Quiero retirar mi mano. No puedo.
La piedra mastica mi mano. Lentamente.
Entre eructos pétreos, no siento dolor.
Es como entregarme a la muerte.
Con una dignidad escalofriante.
Y ciego.
18
Llovía en aquella tarde de agosto.
Mi adversario, al verme, se estremeció. Quiso escapar pero esgrimí mi katana y le di un corte fatal en las piernas. Se cayó sobre el pasto, gimiendo violentamente.
Me acerqué. Sobre la armadura del caído, pude verme. Entonces entendí.
Yo era un monstruo. Como un tako, con tentáculos e incontable ojos. Aunque solo podía usar dos de ellos.
Tentáculos blancos, como brazos fornidos, sin dedos. Que se movían con suavidad.
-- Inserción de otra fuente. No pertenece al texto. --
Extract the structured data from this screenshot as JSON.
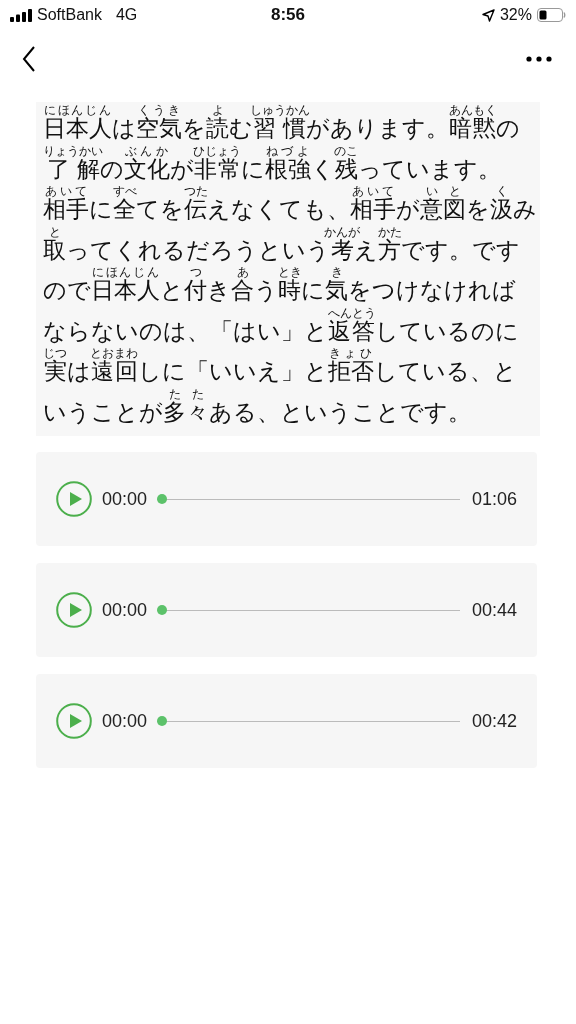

Me sentía fuerte. Y hambriento.
Dejé mi espada a un lado y procedí a comer al hombre rendido ante mí. Primero lo desnudé. A continuación mordí su cara. Al probar la carne me excité; continué con el resto de su cuerpo.
Cuando escuché que se acercaban más enemigos, me dispuse a combatirlos. Levanté mi katana, estiré mis tentáculos.
Se escuchó un trueno. O las voces de aquellos pobres idiotas, que al contemplarme aullaron…
19
Dejé de soñar.
Al menos de noche.
Ahora veía. Una cosa sobre otra. Como una pesadilla superpuesta a una imagen de día, real.
Veía un pasado. Veía el presente. Mas no el futuro. Eso era un misterio.
Sentía las cadenas que me apresaban. Recordé el viaje que hice con mis compañeros en busca del mineral para castigar a los amos. Para liberarnos.
Atravesábamos profundas cavernas. Saltábamos pequeños arroyos de un agua contaminada, donde se apreciaban los desperdicios de los instrumentos que otorgaban poder a los amos.
Fuimos atacados. Imprevistamente. Eran vegetales que se enredaban a nuestros cuerpos, haciéndonos caer y luego clavaban su colmillo venenoso.
De los siete, sobrevivimos tres.
Tiempo después alcanzamos la cueva, iluminada por una ráfaga de un color indefinido. Estaba repleta del mineral anhelado. Nos llevamos la mayor cantidad.
Emprendimos el regreso. Al pasar cerca de los cuerpos de nuestros compañeros, prometimos vengar sus muertes.
Al salir de vuelta a la superficie, encontramos al viejo. Nos felicitó y manifestó que nuestro tiempo estaba cerca.
Festejamos golpeteando los pedazos de mineral contra la fría corteza, en una danza de chispas y nieve y vapor.